たぶんそれは、家族との関係に限ったことではないのだろう。友達や仕事仲間と一緒に過ごす時間は、何でもないようであっても、実はとても大切なものなのだと思う。今頃気付くなんて、バカなんじゃねーの、ってことだが。

失くしてから気付くことは、実はとても多い。

仕事納まらず

昨日の夜は、神保町にある焼き鳥屋で、昔の職場関係の人たちと忘年会。ビールジョッキ片手に心おきなくいろんな話ができて、楽しかった。家までの帰り道があまりに寒くて、すっかり酔いが醒めちゃったけど。
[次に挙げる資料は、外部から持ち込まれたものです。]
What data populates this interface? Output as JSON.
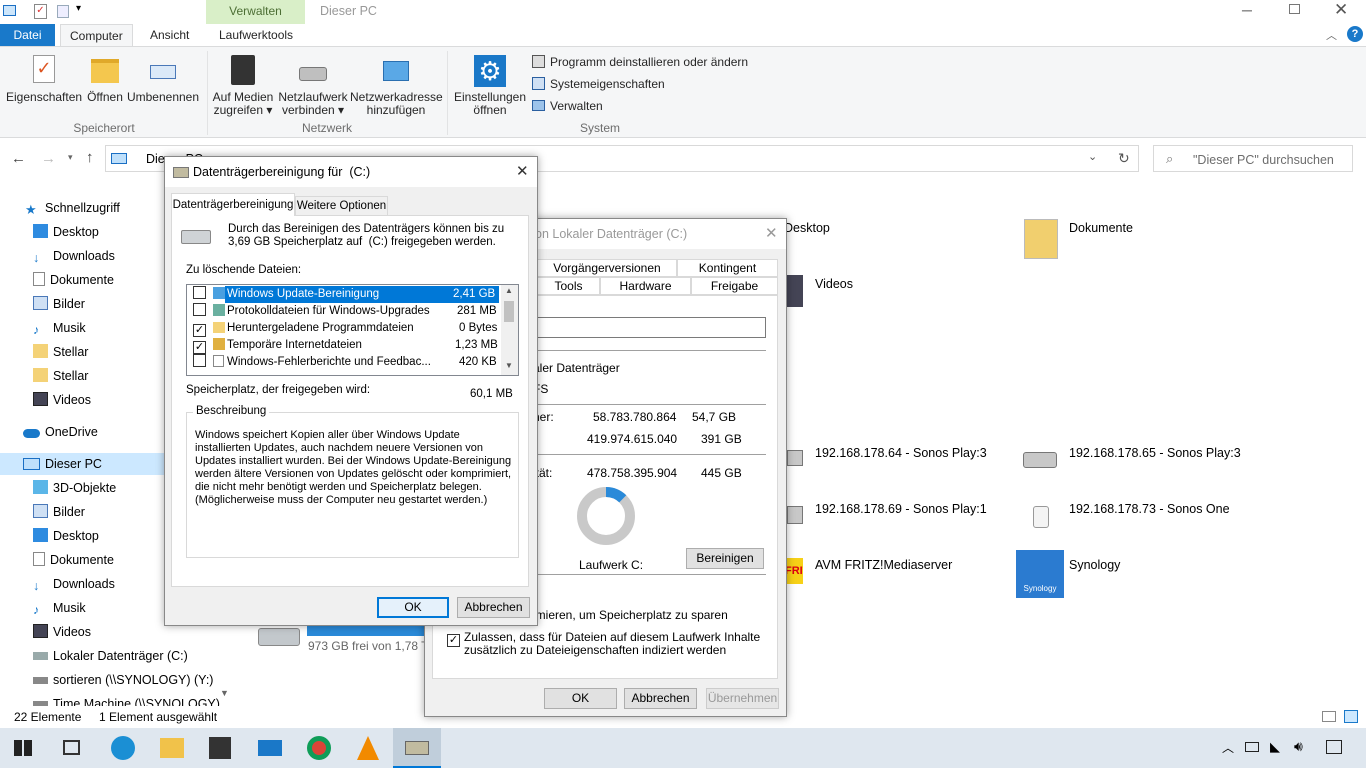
{
  "window": {
    "title": "Dieser PC",
    "context_tab": "Verwalten"
  },
  "ribbon_tabs": [
    "Datei",
    "Computer",
    "Ansicht",
    "Laufwerktools"
  ],
  "ribbon": {
    "groups": [
      "Speicherort",
      "Netzwerk",
      "System"
    ],
    "buttons": [
      {
        "line1": "Eigenschaften",
        "line2": ""
      },
      {
        "line1": "Öffnen",
        "line2": ""
      },
      {
        "line1": "Umbenennen",
        "line2": ""
      },
      {
        "line1": "Auf Medien",
        "line2": "zugreifen ▾"
      },
      {
        "line1": "Netzlaufwerk",
        "line2": "verbinden ▾"
      },
      {
        "line1": "Netzwerkadresse",
        "line2": "hinzufügen"
      },
      {
        "line1": "Einstellungen",
        "line2": "öffnen"
      }
    ],
    "system_items": [
      "Programm deinstallieren oder ändern",
      "Systemeigenschaften",
      "Verwalten"
    ]
  },
  "address": {
    "path": "Dieser PC",
    "search_placeholder": "\"Dieser PC\" durchsuchen"
  },
  "nav": {
    "quick": "Schnellzugriff",
    "quick_items": [
      "Desktop",
      "Downloads",
      "Dokumente",
      "Bilder",
      "Musik",
      "Stellar",
      "Stellar",
      "Videos"
    ],
    "onedrive": "OneDrive",
    "thispc": "Dieser PC",
    "pc_items": [
      "3D-Objekte",
      "Bilder",
      "Desktop",
      "Dokumente",
      "Downloads",
      "Musik",
      "Videos",
      "Lokaler Datenträger (C:)",
      "sortieren (\\\\SYNOLOGY) (Y:)",
      "Time Machine (\\\\SYNOLOGY)"
    ]
  },
  "content": {
    "folders": [
      "Desktop",
      "Dokumente",
      "Videos"
    ],
    "devices": [
      "192.168.178.64 - Sonos Play:3",
      "192.168.178.65 - Sonos Play:3",
      "192.168.178.69 - Sonos Play:1",
      "192.168.178.73 - Sonos One",
      "AVM FRITZ!Mediaserver",
      "Synology"
    ],
    "drive_free": "973 GB frei von 1,78 TB",
    "synology_logo": "Synology",
    "fritz_logo": "FRITZ!"
  },
  "status": {
    "count": "22 Elemente",
    "selected": "1 Element ausgewählt"
  },
  "props": {
    "title": "on Lokaler Datenträger (C:)",
    "tabs_top": [
      "Vorgängerversionen",
      "Kontingent"
    ],
    "tabs_bottom": [
      "Tools",
      "Hardware",
      "Freigabe"
    ],
    "type": "aler Datenträger",
    "fs": "FS",
    "used_label": "her:",
    "used_bytes": "58.783.780.864",
    "used_gb": "54,7 GB",
    "free_label": ":",
    "free_bytes": "419.974.615.040",
    "free_gb": "391 GB",
    "cap_label": "ität:",
    "cap_bytes": "478.758.395.904",
    "cap_gb": "445 GB",
    "used_fraction": 0.123,
    "drive_label": "Laufwerk C:",
    "clean_btn": "Bereinigen",
    "compress": "imieren, um Speicherplatz zu sparen",
    "index1": "Zulassen, dass für Dateien auf diesem Laufwerk Inhalte",
    "index2": "zusätzlich zu Dateieigenschaften indiziert werden",
    "ok": "OK",
    "cancel": "Abbrechen",
    "apply": "Übernehmen"
  },
  "cleanup": {
    "title": "Datenträgerbereinigung für  (C:)",
    "tabs": [
      "Datenträgerbereinigung",
      "Weitere Optionen"
    ],
    "intro1": "Durch das Bereinigen des Datenträgers können bis zu",
    "intro2": "3,69 GB Speicherplatz auf  (C:) freigegeben werden.",
    "list_label": "Zu löschende Dateien:",
    "files": [
      {
        "name": "Windows Update-Bereinigung",
        "size": "2,41 GB",
        "checked": false
      },
      {
        "name": "Protokolldateien für Windows-Upgrades",
        "size": "281 MB",
        "checked": false
      },
      {
        "name": "Heruntergeladene Programmdateien",
        "size": "0 Bytes",
        "checked": true
      },
      {
        "name": "Temporäre Internetdateien",
        "size": "1,23 MB",
        "checked": true
      },
      {
        "name": "Windows-Fehlerberichte und Feedbac...",
        "size": "420 KB",
        "checked": false
      }
    ],
    "space_label": "Speicherplatz, der freigegeben wird:",
    "space_value": "60,1 MB",
    "desc_label": "Beschreibung",
    "desc_lines": [
      "Windows speichert Kopien aller über Windows Update",
      "installierten Updates, auch nachdem neuere Versionen von",
      "Updates installiert wurden. Bei der Windows Update-Bereinigung",
      "werden ältere Versionen von Updates gelöscht oder komprimiert,",
      "die nicht mehr benötigt werden und Speicherplatz belegen.",
      "(Möglicherweise muss der Computer neu gestartet werden.)"
    ],
    "ok": "OK",
    "cancel": "Abbrechen"
  },
  "colors": {
    "accent": "#0078d7",
    "select": "#0078d7",
    "ribbon_context": "#d3edc0"
  }
}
今日は、再びずっと家に籠って仕事。世間的には、今日が仕事納めだったりするらしいが、今の僕にとっては「仕事納めって何?」という状況。毎日少しずつでも作業を進めなければ、とてもじゃないけど予定に間に合わない。時間がないからといって、推敲をおろそかにした原稿にもしたくない。他のスタッフが少しでも楽に作業できるように、今のうちからがんばっておかねば‥‥。

やるときゃやるのです。ワタクシも。

飲んだくれの会

昼、電車に乗って埼玉の西川口へ。ジュレーラダックの運営委員の方のお宅で、忘年会ならぬ「飲んだくれの会」。昼間から飲む酒は、背徳感と相まって格別。昼の二時から夜の十一時まで、ビールにワインに日本酒に焼酎と、ひたすらだらだらと飲み続けた。「飲んだくれの会」とはよくも名付けたものだ(笑)。
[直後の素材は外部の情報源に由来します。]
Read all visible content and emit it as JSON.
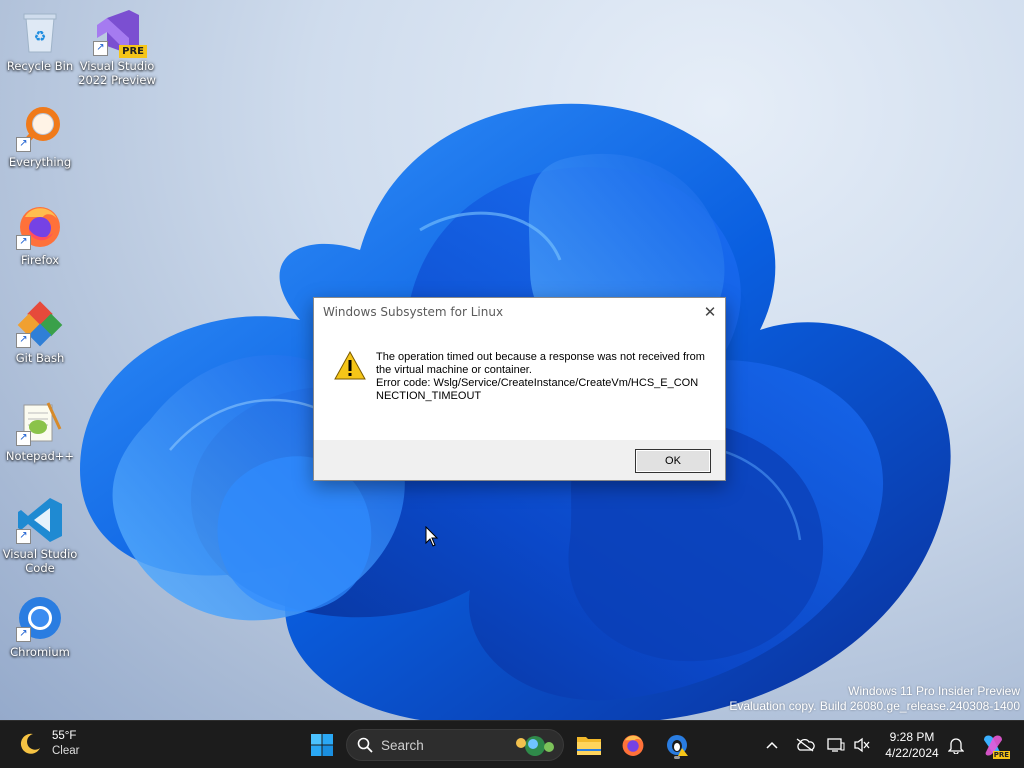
{
  "desktop_icons": [
    {
      "id": "recycle-bin",
      "label": "Recycle Bin"
    },
    {
      "id": "visual-studio-2022-preview",
      "label": "Visual Studio 2022 Preview",
      "badge": "PRE"
    },
    {
      "id": "everything",
      "label": "Everything"
    },
    {
      "id": "firefox",
      "label": "Firefox"
    },
    {
      "id": "git-bash",
      "label": "Git Bash"
    },
    {
      "id": "notepad-plus-plus",
      "label": "Notepad++"
    },
    {
      "id": "visual-studio-code",
      "label": "Visual Studio Code"
    },
    {
      "id": "chromium",
      "label": "Chromium"
    }
  ],
  "dialog": {
    "title": "Windows Subsystem for Linux",
    "icon": "warning-icon",
    "message_lines": [
      "The operation timed out because a response was not received from the virtual machine or container.",
      "Error code: Wslg/Service/CreateInstance/CreateVm/HCS_E_CONNECTION_TIMEOUT"
    ],
    "ok_label": "OK"
  },
  "watermark": {
    "line1": "Windows 11 Pro Insider Preview",
    "line2": "Evaluation copy. Build 26080.ge_release.240308-1400"
  },
  "taskbar": {
    "weather": {
      "temperature": "55°F",
      "condition": "Clear",
      "icon": "moon-icon"
    },
    "search": {
      "placeholder": "Search"
    },
    "pinned": [
      "start",
      "file-explorer",
      "firefox",
      "wsl-settings"
    ],
    "tray_icons": [
      "chevron-up-icon",
      "onedrive-offline-icon",
      "display-icon",
      "volume-muted-icon"
    ],
    "clock": {
      "time": "9:28 PM",
      "date": "4/22/2024"
    },
    "copilot_badge": "PRE"
  },
  "colors": {
    "accent": "#0a5fe0",
    "taskbar": "#1c1c1c",
    "dialog_footer": "#f0f0f0",
    "warning": "#f5c518"
  }
}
飲み会の話の流れで、「僕、女の子の方から好きって言われたこと、今までほとんどないですねー」と言うと、「そうやってぼけっとして気付かないでいるから、今まで何人も逃してるんじゃないですか! まったく!」と、女性陣から猛烈な剣幕で怒られた(苦笑)。いや、本当にそんなはずはないのだが‥‥すみません。

英才教育

夜、吉祥寺のタイ料理店、アムリタ食堂で忘年会。参加者は、十年以上前に勤めていた職場の元同僚たち。大部分の人は、もうその会社には関わっていないのだが、こうして今も集まって他愛のない話に興じることができるのは、うれしいことだなあと思う。

今夜のスペシャルゲストは、参加者のご家族の一人娘、ひなちゃん(三歳)。リンゴジュースでダメな大人たちと乾杯し、小さなタイ国旗が飾られたお子様ディナーをもりもり食べて「おいし〜!」とご満悦。で、おなかいっぱいになったら「おうちに帰る〜!」と、これまた正直で大変よろしい(笑)。

ひなちゃんには着々と英才教育が施されている。以前お母さんがInstagramにアップした写真には、ひなちゃんが「お母さん、ロボット作ったの〜!」と披露した、青、赤、黄の三体の人型が映っていた。また、以前ひなちゃんが「あんたバカァ?」とお母さんに言ったので、「バカって誰が?」と訊いたら、「バカシンジに決まってるでしょ!」という返事が返ってきたそうだ。‥‥将来有望だ(笑)。

たぶん来年は、親子三人で「Q」を観に行くに違いない(笑)。